Prima pagina |
Ceramica gualdese,
premio per Miss Italia
La più bella tra le belle. Non è un caso, che nell'ultima edizione del
concorso di bellezza Miss Italia a Salsomaggiore Terme, la ceramica di Gualdo Tadino abbia
avuto l'onore e il vanto di premiare, con tre piatti a riflesso, le prime tre ragazze
vincitrici della selezione nazionale, in un raffronto ravvicinato e originale tra bellezza
fisica ed artistica, eleganza di portamento e di tratto pittorico che ha premiato il
lavoro artigianale di una bottega gualdese: la ceramica Vecchia Gualdo di Giampaolo Rondelli. Nella
serata conclusiva del concorso di bellezza, condotta da Fabrizio Frizzi,
le tre ragazze più belle d'Italia hanno ciascuna ricevuto in dono un piatto di ceramica Vecchia Gualdo,
sponsorizzato dall'azienda Rocchetta e ispirato al celebre lavoro realizzato nel 1525 da
Mastro Giorgio Andreoli e oggi conservato al Victoria & Albert Museum di
Londra. Tema del piatto, le tre Grazie, raffigurate nel momento del ballo, simbolo eterno
di eleganza e leggiadria, immagine canonica, dal Botticelli in poi, per
esemplificare il concetto neoplatonico di bellezza ideale.
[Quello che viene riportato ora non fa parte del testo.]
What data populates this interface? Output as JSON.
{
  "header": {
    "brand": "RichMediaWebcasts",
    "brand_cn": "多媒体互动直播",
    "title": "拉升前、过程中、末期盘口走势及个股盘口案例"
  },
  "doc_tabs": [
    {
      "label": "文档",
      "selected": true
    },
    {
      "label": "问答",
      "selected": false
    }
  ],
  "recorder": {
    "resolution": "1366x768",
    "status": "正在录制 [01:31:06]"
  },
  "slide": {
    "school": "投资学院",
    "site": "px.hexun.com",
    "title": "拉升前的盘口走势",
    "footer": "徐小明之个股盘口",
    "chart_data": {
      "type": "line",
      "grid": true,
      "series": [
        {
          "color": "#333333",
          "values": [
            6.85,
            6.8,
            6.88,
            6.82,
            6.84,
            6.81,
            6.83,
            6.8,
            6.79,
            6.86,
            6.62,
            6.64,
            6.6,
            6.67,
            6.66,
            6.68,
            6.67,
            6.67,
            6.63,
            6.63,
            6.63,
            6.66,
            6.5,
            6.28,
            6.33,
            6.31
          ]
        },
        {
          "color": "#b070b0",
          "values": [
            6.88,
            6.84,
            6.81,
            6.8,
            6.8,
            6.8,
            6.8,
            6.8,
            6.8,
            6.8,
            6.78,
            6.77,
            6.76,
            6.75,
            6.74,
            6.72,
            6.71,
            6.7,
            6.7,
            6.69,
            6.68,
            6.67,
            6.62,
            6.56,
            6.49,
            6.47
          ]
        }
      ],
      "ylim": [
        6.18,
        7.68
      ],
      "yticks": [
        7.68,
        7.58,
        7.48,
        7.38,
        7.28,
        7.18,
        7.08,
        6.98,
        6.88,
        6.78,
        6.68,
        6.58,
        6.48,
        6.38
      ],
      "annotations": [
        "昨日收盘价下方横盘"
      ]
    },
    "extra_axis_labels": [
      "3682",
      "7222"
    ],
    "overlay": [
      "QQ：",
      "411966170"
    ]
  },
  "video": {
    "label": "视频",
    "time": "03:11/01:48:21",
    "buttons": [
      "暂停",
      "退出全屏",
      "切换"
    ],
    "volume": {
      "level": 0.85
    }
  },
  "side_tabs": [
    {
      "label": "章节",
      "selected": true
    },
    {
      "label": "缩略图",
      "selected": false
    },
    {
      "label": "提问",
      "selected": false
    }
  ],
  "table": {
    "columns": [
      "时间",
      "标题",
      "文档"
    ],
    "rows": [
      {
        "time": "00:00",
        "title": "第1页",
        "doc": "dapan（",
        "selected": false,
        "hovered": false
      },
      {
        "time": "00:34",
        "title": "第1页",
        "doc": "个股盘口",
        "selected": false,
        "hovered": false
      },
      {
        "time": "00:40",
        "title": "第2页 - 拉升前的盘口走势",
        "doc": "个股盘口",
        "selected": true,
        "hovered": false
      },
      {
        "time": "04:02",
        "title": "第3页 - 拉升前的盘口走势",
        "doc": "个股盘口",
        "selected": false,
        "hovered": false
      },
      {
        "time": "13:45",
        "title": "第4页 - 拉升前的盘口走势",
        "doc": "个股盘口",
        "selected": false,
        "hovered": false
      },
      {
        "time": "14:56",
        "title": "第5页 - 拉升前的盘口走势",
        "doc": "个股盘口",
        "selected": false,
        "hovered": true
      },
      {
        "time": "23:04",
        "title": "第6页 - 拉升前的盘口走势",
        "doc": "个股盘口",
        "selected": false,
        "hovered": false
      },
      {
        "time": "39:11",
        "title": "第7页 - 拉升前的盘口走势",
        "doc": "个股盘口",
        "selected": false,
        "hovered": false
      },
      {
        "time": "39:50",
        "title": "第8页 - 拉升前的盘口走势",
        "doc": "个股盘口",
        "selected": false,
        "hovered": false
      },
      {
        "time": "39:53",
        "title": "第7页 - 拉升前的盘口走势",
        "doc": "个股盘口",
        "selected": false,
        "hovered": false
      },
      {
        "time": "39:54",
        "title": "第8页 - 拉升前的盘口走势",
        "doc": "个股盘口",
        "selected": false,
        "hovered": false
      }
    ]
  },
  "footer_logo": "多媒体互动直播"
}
Puntuale e attenta la
riproposizione realizzata dalla Vecchia Gualdo, una delle migliori botteghe ceramiche
dell'Umbria, nata dalla tradizione quasi secolare della famiglia Pascucci,
fondatrice della fabbrica, e dall'innovazione introdotta dagli eredi Rondelli
e dalla mano abilissima del pittore Sergio Donnini.
Bel riconoscimento per l'arte
gualdese, che con questa presenza a Miss Italia, già per il secondo anno consecutivo,
corona il lavoro di tante generazioni di ceramisti, alcuni noti, altri sconosciuti, molti
purtroppo dimenticati, eppur inconsapevolmente artefici lontani di questa gloria, che oggi
la Vecchia Gualdo può con merito godere.